This is the finding of a two-stage, multicentre, randomised trial—IVUS-ACS—published in The Lancet and presented at the American College of Cardiology (ACC) 2024 scientific session (6–8 April, Atlanta, USA) by study author Xiang Chen (Xiamen University, Xiamen, China).

Intravascular ultrasound-guided percutaneous coronary intervention has been shown to result in superior clinical outcomes compared with angiography-guided PCI, Chen and colleagues write in their Lancet paper, but they note that insufficient data are available concerning the advantages of intravascular ultrasound guidance for patients with ACS.

IVUS-ACS, therefore, aimed to investigate whether the use of IVUS guidance, as compared with angiography guidance, improves the outcomes of PCI with contemporary drug-eluting stents in patients presenting with ACS.

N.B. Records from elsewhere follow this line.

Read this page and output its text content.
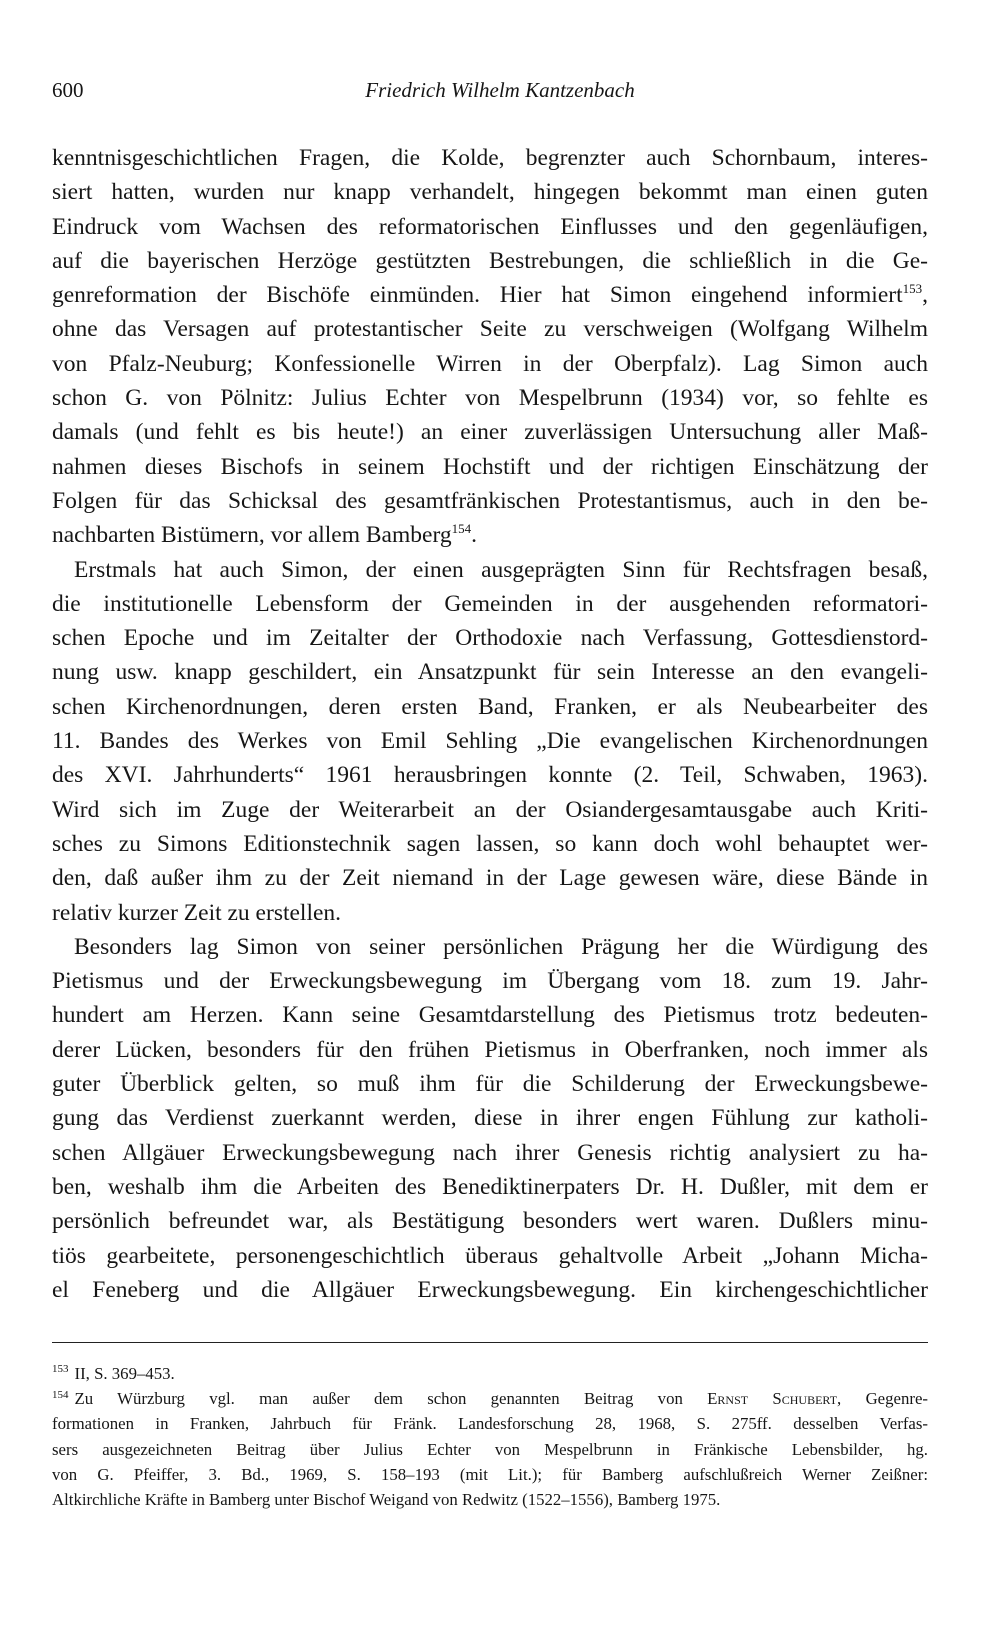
600	Friedrich Wilhelm Kantzenbach
kenntnisgeschichtlichen Fragen, die Kolde, begrenzter auch Schornbaum, interes-
siert hatten, wurden nur knapp verhandelt, hingegen bekommt man einen guten
Eindruck vom Wachsen des reformatorischen Einflusses und den gegenläufigen,
auf die bayerischen Herzöge gestützten Bestrebungen, die schließlich in die Ge-
genreformation der Bischöfe einmünden. Hier hat Simon eingehend informiert$^{153}$,
ohne das Versagen auf protestantischer Seite zu verschweigen (Wolfgang Wilhelm
von Pfalz-Neuburg; Konfessionelle Wirren in der Oberpfalz). Lag Simon auch
schon G. von Pölnitz: Julius Echter von Mespelbrunn (1934) vor, so fehlte es
damals (und fehlt es bis heute!) an einer zuverlässigen Untersuchung aller Maß-
nahmen dieses Bischofs in seinem Hochstift und der richtigen Einschätzung der
Folgen für das Schicksal des gesamtfränkischen Protestantismus, auch in den be-
nachbarten Bistümern, vor allem Bamberg$^{154}$.
Erstmals hat auch Simon, der einen ausgeprägten Sinn für Rechtsfragen besaß,
die institutionelle Lebensform der Gemeinden in der ausgehenden reformatori-
schen Epoche und im Zeitalter der Orthodoxie nach Verfassung, Gottesdienstord-
nung usw. knapp geschildert, ein Ansatzpunkt für sein Interesse an den evangeli-
schen Kirchenordnungen, deren ersten Band, Franken, er als Neubearbeiter des
11. Bandes des Werkes von Emil Sehling „Die evangelischen Kirchenordnungen
des XVI. Jahrhunderts“ 1961 herausbringen konnte (2. Teil, Schwaben, 1963).
Wird sich im Zuge der Weiterarbeit an der Osiandergesamtausgabe auch Kriti-
sches zu Simons Editionstechnik sagen lassen, so kann doch wohl behauptet wer-
den, daß außer ihm zu der Zeit niemand in der Lage gewesen wäre, diese Bände in
relativ kurzer Zeit zu erstellen.
Besonders lag Simon von seiner persönlichen Prägung her die Würdigung des
Pietismus und der Erweckungsbewegung im Übergang vom 18. zum 19. Jahr-
hundert am Herzen. Kann seine Gesamtdarstellung des Pietismus trotz bedeuten-
derer Lücken, besonders für den frühen Pietismus in Oberfranken, noch immer als
guter Überblick gelten, so muß ihm für die Schilderung der Erweckungsbewe-
gung das Verdienst zuerkannt werden, diese in ihrer engen Fühlung zur katholi-
schen Allgäuer Erweckungsbewegung nach ihrer Genesis richtig analysiert zu ha-
ben, weshalb ihm die Arbeiten des Benediktinerpaters Dr. H. Dußler, mit dem er
persönlich befreundet war, als Bestätigung besonders wert waren. Dußlers minu-
tiös gearbeitete, personengeschichtlich überaus gehaltvolle Arbeit „Johann Micha-
el Feneberg und die Allgäuer Erweckungsbewegung. Ein kirchengeschichtlicher
$^{153}$ II, S. 369–453.
$^{154}$ Zu Würzburg vgl. man außer dem schon genannten Beitrag von Ernst Schubert, Gegenre-
formationen in Franken, Jahrbuch für Fränk. Landesforschung 28, 1968, S. 275ff. desselben Verfas-
sers ausgezeichneten Beitrag über Julius Echter von Mespelbrunn in Fränkische Lebensbilder, hg.
von G. Pfeiffer, 3. Bd., 1969, S. 158–193 (mit Lit.); für Bamberg aufschlußreich Werner Zeißner:
Altkirchliche Kräfte in Bamberg unter Bischof Weigand von Redwitz (1522–1556), Bamberg 1975.
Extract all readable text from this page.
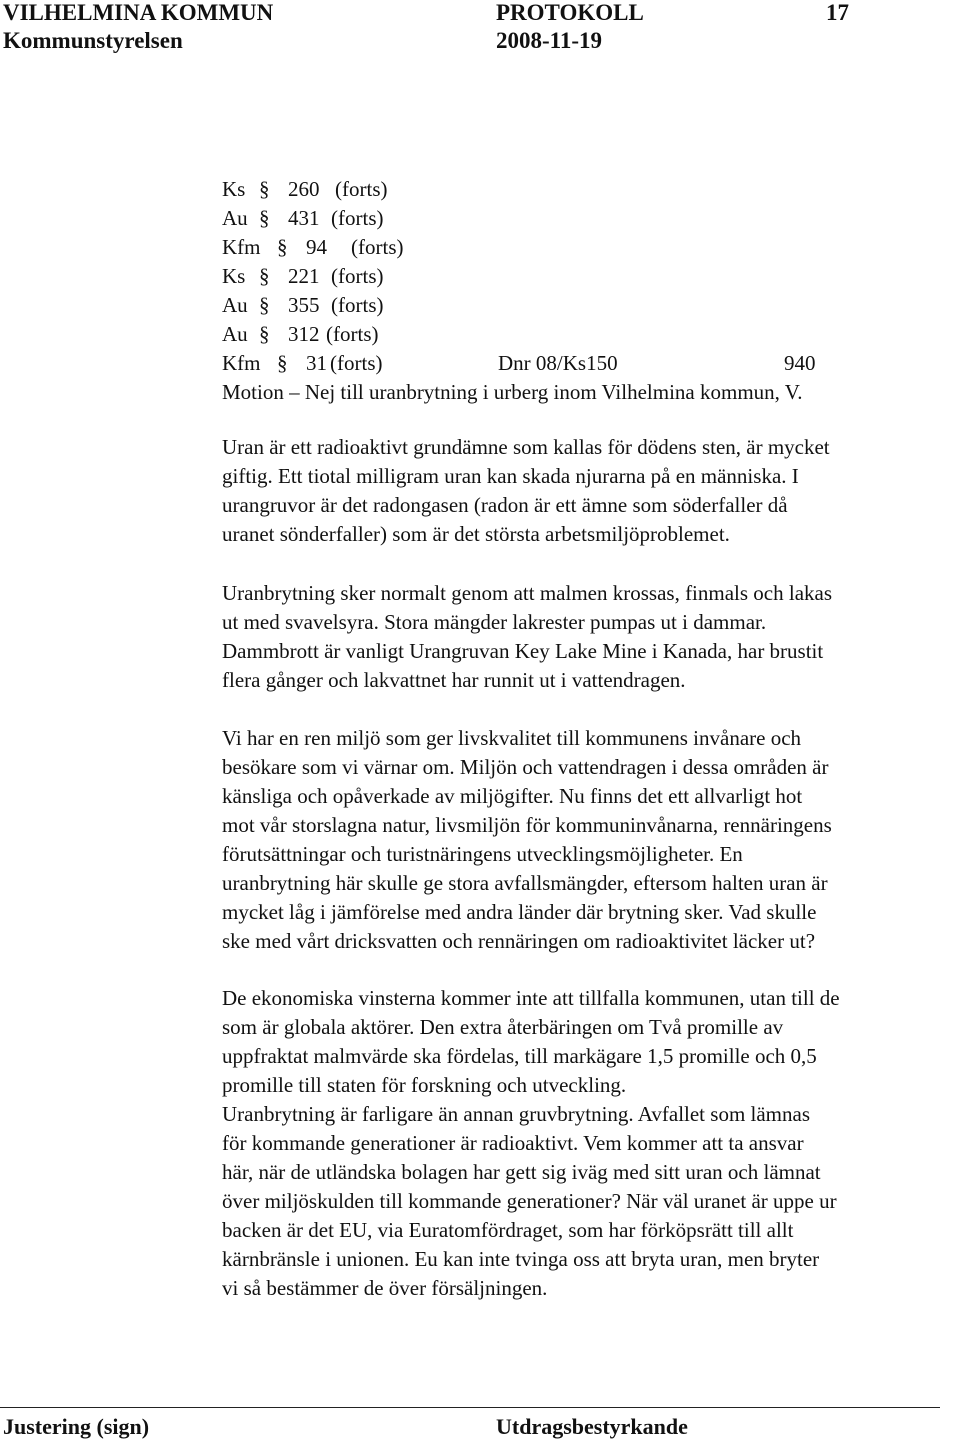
VILHELMINA KOMMUN	PROTOKOLL	17
Kommunstyrelsen	2008-11-19
Ks § 260 (forts)
Au § 431 (forts)
Kfm § 94 (forts)
Ks § 221 (forts)
Au § 355 (forts)
Au § 312 (forts)
Kfm § 31 (forts)	Dnr 08/Ks150	940
Motion – Nej till uranbrytning i urberg inom Vilhelmina kommun, V.

Uran är ett radioaktivt grundämne som kallas för dödens sten, är mycket

giftig. Ett tiotal milligram uran kan skada njurarna på en människa. I

urangruvor är det radongasen (radon är ett ämne som söderfaller då

uranet sönderfaller) som är det största arbetsmiljöproblemet.

Uranbrytning sker normalt genom att malmen krossas, finmals och lakas

ut med svavelsyra. Stora mängder lakrester pumpas ut i dammar.

Dammbrott är vanligt Urangruvan Key Lake Mine i Kanada, har brustit

flera gånger och lakvattnet har runnit ut i vattendragen.

Vi har en ren miljö som ger livskvalitet till kommunens invånare och

besökare som vi värnar om. Miljön och vattendragen i dessa områden är

känsliga och opåverkade av miljögifter. Nu finns det ett allvarligt hot

mot vår storslagna natur, livsmiljön för kommuninvånarna, rennäringens

förutsättningar och turistnäringens utvecklingsmöjligheter. En

uranbrytning här skulle ge stora avfallsmängder, eftersom halten uran är

mycket låg i jämförelse med andra länder där brytning sker. Vad skulle

ske med vårt dricksvatten och rennäringen om radioaktivitet läcker ut?

De ekonomiska vinsterna kommer inte att tillfalla kommunen, utan till de

som är globala aktörer. Den extra återbäringen om Två promille av

uppfraktat malmvärde ska fördelas, till markägare 1,5 promille och 0,5

promille till staten för forskning och utveckling.

Uranbrytning är farligare än annan gruvbrytning. Avfallet som lämnas

för kommande generationer är radioaktivt. Vem kommer att ta ansvar

här, när de utländska bolagen har gett sig iväg med sitt uran och lämnat

över miljöskulden till kommande generationer? När väl uranet är uppe ur

backen är det EU, via Euratomfördraget, som har förköpsrätt till allt

kärnbränsle i unionen. Eu kan inte tvinga oss att bryta uran, men bryter

vi så bestämmer de över försäljningen.

Justering (sign)	Utdragsbestyrkande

Investigators randomised patients aged 18 years or older and presenting with ACS at 58 centres in China, Italy, Pakistan, and the UK to IVUS- or angiography-guided PCI. Patients, follow-up healthcare providers, and assessors were masked to random assignment; however, staff in the cath lab were not.

The primary endpoint was target vessel failure, a composite of cardiac death, target vessel myocardial infarction, or clinically driven target vessel revascularisation at one year after randomisation.

Between August 2019 and October 2022, Chen and colleagues randomised 3,505 patients with ACS to IVUS-guided PCI (n=1,753) or angiography-guided PCI (n=1,752).

One-year follow-up was completed in 3,504 (>99·9%) patients. The primary endpoint occurred in 70 patients in the intravascular ultrasound group and 128 patients in the angiography group, driven by reductions in target vessel myocardial infarction or target vessel revascularisation, the investigators report. There were no significant differences in all-cause death or stent thrombosis between groups. Safety endpoints were also similar in the two groups.